Rn 11

Sofern ein gemeinsamer Vertreter für die Schuldverschreibungsgläubiger bis zur Verfahrenseröffnung noch nicht bestellt ist, hat das Insolvenzgericht von Amts wegen zum Zweck seiner Bestellung eine Gläubigerversammlung einzuberufen (§ 19 Abs. 2 Satz 2). Insoweit knüpft die Vorschrift an § 18 Abs. 3 SchVG 1899 an, der einen ähnlichen Regelungsgehalt aufwies. Anders als nach dem SchVG 1899 besteht nach § 19 Abs. 2 Satz 2 die Einberufungspflicht für das Insolvenzgericht aber auch dann, wenn es die Anleihegläubiger vor Verfahrenseröffnung bereits abgelehnt hatten, einen gemeinsamen Vertreter zu bestellen.[16] Diese gesetzliche Änderung dürfte damit zusammenhängen, dass – auch wenn die Gläubiger zur Bestellung eines gemeinsamen Vertreters nicht verpflichtet sind – der Gesetzgeber die Vertreterbestellung in aller Regel als wünschenswert erachtet.[17]

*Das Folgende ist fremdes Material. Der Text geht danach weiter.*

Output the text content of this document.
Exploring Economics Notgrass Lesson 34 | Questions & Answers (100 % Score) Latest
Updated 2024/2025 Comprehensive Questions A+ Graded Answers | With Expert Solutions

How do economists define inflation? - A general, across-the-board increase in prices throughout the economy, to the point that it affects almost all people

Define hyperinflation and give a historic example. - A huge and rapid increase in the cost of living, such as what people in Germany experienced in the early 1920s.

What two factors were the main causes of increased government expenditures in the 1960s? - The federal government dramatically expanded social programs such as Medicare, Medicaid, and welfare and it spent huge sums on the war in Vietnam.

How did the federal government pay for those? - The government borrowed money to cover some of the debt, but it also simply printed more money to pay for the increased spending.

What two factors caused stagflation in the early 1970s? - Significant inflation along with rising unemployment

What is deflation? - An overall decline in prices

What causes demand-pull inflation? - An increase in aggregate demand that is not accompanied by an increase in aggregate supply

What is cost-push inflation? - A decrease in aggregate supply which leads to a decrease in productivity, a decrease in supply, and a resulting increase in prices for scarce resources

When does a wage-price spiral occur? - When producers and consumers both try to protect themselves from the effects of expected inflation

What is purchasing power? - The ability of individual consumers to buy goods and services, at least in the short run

Haben die Anleihegläubiger schon vor Verfahrenseröffnung einen gemeinsamen Vertreter bestellt, besteht eine Einberufungspflicht für das Insolvenzgericht nicht. Gerichtlich noch nicht geklärt ist hingegen die Frage, ob die Pflicht zur Einberufung der Gläubigerversammlung auch dann entfällt, wenn die Anleihegläubiger nach Insolvenzeröffnung, aber noch bevor das Insolvenzgericht die Versammlung einberuft, einen gemeinsamen Vertreter bestellen. Sinn und Zweck von § 19 Abs. 2 Satz 2 dürften dafür streiten, dass in dieser Konstellation die Einberufungspflicht entfällt.[18] Ebenfalls noch offen ist, ob die "Bestellung" des gemeinsamen Vertreters nur meint, dass es einen Bestellungsbeschluss und die Annahmeerklärung der gewählten Person gibt, oder ob es auch erforderlich ist, dass der Bestellungsbeschluss vollziehbar ist (vgl. § 21 Abs. 2). Die h.M. spricht sich richtigerweise für letztere Auffassung aus, da der gemeinsame Vertreter die ihm zugewiesenen Aufgaben nicht wahrnehmen kann, wenn der Bestellungsbeschluss nicht vollziehbar ist.[19]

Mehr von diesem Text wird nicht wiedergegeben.